Saturday, February 20, 2016

Syracuse Offense Insufficient in Loss to Pittsburgh

By Kerry Bretti

Photos by Lindsey Horsting

 
SYRACUSE, N.Y.- In front of the largest crowd at a college basketball game this season, the Pittsburgh Panthers turned a close game into a rout in the last few minutes, beating Syracuse 66-52 at the Carrier Dome, Saturday afternoon.
 
Pitt completed a home-and-home sweep of the Orange with the win and the Orange finished a week of consecutive double-digit losses which began at Louisville Wednesday night. 

“Tonight they were better than us," SU's Michael Gbinje said. "I think part of being good is making shots. You know they made more shots than us and, obviously, I think they played better than us during stretches of the game.”

“We just have to make some shots for us to be successful,” Syracuse head coach Jim Boeheim said. “If you don’t make shots sooner or later it just wears you down. We’re not doing any of that right now… We gotta make shots. That’s the bottom line.”

Still, a DaJuan Coleman dunk with 7:15 left, tied the game at 45.

Twenty-four seconds later Jamel Artis put Pitt ahead for good with a three and the crowd of 28,696 saw Pitt outscore Syracuse 21-7 the rest of the way.

“The difference really was they made some offensive plays down the stretch," Gbinije said. "Offensively, we gave up too many opportunities, couldn’t get to the basket at times.”

Shooting struggle

Pittsburgh shot 46-percent  from the floor, finishing 24 of 52 while converting on ten of 15 foul shots. The Panthers hit 8 of 23 from three-point range and capitalized on Syracuse’s shooting trouble.

The Orange hit only 19 of 51 shots from the field and seven of 26 threes. Syracuse came out flat in the second half, dropping its field goal percentage from 48-percent in the first to 3-percent in the second. The Orange's three-point percentage also dropped from 43 percent in the first half to just eight percent in the second.

Lydon a lonely scorer


Freshman Tyler Lydon carried the Orange on offense with a career-high 21 points on eight of 12 field goals. He connected on four three-pointers including two in the last minute of the first half, cutting Pitt's lead to 30-28.  But Gbinije got only ten points for the Orange while the rest of the team was even quieter. Malachi Richardson had six and Trevor Cooney just three.

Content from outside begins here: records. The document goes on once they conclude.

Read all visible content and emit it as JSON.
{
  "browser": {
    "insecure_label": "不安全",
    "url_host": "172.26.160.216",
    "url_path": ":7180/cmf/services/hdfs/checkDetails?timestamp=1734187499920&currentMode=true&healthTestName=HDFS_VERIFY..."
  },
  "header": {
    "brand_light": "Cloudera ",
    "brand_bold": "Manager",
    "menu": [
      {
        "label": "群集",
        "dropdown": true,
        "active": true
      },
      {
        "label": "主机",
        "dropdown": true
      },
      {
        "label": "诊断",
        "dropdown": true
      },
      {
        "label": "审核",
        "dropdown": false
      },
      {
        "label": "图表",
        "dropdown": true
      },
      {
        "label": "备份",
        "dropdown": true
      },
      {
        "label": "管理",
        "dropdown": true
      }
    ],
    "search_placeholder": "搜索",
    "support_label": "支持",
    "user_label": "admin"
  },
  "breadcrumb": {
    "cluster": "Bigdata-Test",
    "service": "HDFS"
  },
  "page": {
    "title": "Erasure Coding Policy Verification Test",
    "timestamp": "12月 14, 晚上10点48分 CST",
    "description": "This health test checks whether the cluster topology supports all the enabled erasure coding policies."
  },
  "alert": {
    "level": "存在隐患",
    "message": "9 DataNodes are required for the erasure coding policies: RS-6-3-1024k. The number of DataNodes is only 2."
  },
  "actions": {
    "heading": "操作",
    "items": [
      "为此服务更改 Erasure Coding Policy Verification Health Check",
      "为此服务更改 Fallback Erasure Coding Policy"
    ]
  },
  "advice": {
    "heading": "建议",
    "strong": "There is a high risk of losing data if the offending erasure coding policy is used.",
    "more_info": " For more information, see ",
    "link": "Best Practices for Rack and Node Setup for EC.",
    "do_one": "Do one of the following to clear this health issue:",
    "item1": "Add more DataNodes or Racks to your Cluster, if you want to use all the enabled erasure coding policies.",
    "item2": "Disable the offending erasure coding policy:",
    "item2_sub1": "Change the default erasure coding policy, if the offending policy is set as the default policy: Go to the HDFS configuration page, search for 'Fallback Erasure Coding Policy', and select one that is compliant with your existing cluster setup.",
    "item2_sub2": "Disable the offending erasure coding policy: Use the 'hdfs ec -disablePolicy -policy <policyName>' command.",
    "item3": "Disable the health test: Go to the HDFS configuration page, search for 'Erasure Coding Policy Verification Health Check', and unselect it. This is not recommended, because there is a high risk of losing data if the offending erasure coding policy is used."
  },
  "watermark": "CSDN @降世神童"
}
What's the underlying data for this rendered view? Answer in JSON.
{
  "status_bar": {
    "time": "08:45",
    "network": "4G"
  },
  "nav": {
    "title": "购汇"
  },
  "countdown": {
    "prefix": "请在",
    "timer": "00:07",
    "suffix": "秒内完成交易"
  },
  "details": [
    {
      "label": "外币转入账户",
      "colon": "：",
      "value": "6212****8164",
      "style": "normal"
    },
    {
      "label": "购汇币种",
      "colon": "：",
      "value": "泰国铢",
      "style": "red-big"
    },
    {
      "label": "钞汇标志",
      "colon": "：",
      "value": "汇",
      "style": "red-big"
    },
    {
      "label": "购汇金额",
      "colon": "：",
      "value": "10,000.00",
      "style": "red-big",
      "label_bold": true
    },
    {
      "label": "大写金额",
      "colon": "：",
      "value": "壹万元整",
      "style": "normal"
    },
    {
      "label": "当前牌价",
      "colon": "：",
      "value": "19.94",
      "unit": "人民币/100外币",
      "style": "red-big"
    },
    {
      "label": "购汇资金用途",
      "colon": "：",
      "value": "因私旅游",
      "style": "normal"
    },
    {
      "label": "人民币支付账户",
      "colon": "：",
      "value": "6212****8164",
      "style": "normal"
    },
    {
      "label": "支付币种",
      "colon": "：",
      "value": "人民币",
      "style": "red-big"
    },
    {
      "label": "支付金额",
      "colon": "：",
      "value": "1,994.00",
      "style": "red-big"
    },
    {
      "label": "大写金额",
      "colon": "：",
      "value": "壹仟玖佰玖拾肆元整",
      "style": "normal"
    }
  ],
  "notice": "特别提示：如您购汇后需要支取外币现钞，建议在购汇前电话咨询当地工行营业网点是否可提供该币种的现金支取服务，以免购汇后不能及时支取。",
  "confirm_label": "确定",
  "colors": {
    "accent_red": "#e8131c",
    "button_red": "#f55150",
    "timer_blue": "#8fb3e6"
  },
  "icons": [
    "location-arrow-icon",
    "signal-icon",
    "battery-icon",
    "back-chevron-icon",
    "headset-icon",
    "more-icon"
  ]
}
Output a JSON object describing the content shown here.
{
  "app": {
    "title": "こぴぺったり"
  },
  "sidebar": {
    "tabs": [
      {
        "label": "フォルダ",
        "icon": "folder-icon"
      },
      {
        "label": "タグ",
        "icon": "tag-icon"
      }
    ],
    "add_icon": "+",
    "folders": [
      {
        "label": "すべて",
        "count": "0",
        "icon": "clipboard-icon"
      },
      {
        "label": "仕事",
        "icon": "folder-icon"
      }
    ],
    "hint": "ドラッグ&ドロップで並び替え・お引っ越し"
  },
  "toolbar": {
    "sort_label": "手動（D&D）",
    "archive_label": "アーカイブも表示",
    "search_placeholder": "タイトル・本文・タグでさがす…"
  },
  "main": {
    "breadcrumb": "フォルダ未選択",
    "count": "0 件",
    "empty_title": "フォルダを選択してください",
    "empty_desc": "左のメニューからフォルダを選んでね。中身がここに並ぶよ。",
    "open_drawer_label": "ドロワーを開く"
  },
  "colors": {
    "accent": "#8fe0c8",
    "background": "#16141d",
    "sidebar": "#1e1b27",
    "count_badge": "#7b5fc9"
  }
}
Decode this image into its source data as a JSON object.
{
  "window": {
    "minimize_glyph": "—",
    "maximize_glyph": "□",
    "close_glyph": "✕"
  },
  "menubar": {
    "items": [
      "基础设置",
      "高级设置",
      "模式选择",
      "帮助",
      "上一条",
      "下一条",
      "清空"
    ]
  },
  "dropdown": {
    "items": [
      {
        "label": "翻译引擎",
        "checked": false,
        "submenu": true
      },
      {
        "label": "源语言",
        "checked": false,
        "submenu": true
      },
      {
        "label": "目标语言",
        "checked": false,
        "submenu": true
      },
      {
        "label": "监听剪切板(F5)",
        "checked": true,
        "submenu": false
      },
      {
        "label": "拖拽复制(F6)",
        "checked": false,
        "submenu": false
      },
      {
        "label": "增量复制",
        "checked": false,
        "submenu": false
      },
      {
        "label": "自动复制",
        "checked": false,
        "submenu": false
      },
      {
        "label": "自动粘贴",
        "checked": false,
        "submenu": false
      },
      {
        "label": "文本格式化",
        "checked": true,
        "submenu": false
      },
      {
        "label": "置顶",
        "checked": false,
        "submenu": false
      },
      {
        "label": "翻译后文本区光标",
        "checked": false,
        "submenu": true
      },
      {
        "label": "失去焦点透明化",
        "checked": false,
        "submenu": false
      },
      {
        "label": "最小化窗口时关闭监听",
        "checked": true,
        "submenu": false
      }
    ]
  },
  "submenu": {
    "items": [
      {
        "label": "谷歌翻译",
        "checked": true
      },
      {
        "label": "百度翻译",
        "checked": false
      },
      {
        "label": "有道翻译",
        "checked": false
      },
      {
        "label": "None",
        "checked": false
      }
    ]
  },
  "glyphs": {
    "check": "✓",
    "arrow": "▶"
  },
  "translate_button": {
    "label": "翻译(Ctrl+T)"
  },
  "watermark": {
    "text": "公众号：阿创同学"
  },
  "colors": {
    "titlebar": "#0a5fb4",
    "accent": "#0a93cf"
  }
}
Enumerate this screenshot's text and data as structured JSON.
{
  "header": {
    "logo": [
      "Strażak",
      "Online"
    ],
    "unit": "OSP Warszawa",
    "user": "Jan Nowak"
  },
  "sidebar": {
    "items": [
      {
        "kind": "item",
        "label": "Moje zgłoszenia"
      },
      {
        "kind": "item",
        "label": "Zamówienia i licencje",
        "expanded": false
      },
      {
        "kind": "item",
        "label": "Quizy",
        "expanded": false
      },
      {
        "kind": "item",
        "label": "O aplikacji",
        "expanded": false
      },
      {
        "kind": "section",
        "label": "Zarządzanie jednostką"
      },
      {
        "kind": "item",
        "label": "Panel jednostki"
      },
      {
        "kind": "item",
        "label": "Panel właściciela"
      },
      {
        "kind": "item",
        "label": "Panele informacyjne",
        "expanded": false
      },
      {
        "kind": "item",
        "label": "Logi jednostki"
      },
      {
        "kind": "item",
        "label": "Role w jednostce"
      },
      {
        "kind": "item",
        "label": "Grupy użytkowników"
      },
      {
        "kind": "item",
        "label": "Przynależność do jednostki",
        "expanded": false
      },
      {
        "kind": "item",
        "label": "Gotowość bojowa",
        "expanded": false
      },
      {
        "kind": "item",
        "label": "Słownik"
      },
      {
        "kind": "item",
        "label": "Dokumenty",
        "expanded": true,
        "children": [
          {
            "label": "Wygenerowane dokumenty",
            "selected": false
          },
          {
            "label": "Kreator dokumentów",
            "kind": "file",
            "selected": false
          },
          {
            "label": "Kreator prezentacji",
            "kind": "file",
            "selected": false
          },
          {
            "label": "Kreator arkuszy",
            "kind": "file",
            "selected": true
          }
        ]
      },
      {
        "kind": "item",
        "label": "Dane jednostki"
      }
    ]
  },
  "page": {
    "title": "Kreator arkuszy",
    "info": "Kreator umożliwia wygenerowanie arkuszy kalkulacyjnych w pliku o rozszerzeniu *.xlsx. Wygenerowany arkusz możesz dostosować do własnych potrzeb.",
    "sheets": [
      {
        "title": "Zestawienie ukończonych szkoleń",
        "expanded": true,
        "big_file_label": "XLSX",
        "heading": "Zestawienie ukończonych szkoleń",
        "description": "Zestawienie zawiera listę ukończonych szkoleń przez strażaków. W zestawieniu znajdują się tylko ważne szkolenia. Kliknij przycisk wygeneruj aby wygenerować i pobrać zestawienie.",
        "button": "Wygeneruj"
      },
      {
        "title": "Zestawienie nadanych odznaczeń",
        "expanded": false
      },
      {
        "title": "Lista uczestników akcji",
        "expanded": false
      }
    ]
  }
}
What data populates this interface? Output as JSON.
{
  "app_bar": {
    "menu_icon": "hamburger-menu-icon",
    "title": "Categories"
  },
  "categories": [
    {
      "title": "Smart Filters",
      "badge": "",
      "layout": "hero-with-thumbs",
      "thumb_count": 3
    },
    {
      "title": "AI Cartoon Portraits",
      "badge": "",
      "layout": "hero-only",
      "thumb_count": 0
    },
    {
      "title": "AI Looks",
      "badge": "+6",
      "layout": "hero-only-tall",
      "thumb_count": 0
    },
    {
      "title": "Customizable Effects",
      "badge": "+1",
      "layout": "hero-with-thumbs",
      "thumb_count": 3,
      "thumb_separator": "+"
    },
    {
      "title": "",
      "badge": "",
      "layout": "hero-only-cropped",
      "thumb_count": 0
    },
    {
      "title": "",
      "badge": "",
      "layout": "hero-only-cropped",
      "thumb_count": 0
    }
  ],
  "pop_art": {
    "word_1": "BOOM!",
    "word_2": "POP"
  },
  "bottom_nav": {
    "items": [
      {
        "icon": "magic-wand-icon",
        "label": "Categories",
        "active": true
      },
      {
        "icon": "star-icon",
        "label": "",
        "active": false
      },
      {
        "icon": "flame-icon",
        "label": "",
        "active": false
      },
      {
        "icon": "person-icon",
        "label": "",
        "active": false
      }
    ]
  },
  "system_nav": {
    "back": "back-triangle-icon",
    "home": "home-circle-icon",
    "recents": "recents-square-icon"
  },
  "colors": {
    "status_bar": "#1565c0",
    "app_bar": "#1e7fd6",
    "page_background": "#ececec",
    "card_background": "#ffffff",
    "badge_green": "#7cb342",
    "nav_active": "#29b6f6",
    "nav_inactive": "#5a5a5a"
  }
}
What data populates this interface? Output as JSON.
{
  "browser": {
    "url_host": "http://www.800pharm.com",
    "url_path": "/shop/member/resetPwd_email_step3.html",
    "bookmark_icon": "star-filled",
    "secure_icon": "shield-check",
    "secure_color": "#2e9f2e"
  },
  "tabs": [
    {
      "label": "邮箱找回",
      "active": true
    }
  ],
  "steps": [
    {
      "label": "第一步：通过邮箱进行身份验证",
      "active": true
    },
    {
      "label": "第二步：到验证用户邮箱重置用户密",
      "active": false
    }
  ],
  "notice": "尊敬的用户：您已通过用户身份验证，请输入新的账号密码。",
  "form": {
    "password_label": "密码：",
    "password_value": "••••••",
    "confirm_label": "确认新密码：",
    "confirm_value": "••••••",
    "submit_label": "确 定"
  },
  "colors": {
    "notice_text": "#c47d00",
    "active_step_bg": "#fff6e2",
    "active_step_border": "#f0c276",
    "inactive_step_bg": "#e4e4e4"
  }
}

“It just happens," Lydon said. "Everyone goes through a little stretch. I understand. We just just need to make shots.”


“Lydon shot the ball well at practice yesterday,” Boeheim said. “That’s not always an indication but he certainly kept us in there tonight. Got us back in it at halftime. But we need Mal and Trevor to score for us.”


“Lydon got some shots but we wanted to keep those guys under control and we did to a certain extent,” Pittsburgh head coach Jamie Dixon said.

Artis lights it up


Artis led Pitt in scoring, also with 21 points. He hit seven of 11 shots overall and 50-percent (3-6) from three-point range. James Robinson was Pitt’s second leading scorer with 13 points.

Rafael Maia, the 6'9" grad student from Brown, started at center for Pitt but wound up playing only four minutes.


“Rafael didn’t play as much,” Dixon said. “We kind of like him against a big inside post presence and they don’t have that really when Coleman’s out so we went with our more active and skilled guys against the zone.”

Bad day on the boards


As it had in the earlier loss at Pitt, Syracuse had plenty of trouble with rebounding, offensively and defensively. Pittsburgh grabbed nearly two-thirds off the boards, tallying 43 rebounds to Syracuse’s 23. Pitt scored 12 second-chance points to Syracuse's four. 

In the loss at Louisville on Wednesday, the Orange was outrebounded 41-30.

“Louisville is the best rebounding team in the league and Pitt might be the second best,” Boeheim said. “It’s not all the sudden that we started rebounding then stopped rebounding.”
 
Notes:

The loss drops Syracuse to 18-10 (8-7 ACC) with three games left.  
  • Asked about the Orange chances of making the NCAA Tournament field, Boeheim, as usual, was not about to bite. “We’re just trying to win our next game." he said. "You guys worry about that.”
  • The Orange has a week off before its next game, hosting North Carolina State at 2:00 p.m. on Senior Day. Two night later, it's at North Carolina, then at Florida State on March 5.
  •  Pittsburgh improves to 19-7 (8-6 ACC). A tough week ahead for Pitt which hosts Louisville on Wednesday and Duke on Sunday

  •  
      Syracuse's 1995-96 team. which lost in the NCAA final to Kentucky, was honored at halftime. It was that team, led by John Wallace, that came up with the chant "The 'Cuse is in da house," during its unlikely run to the final.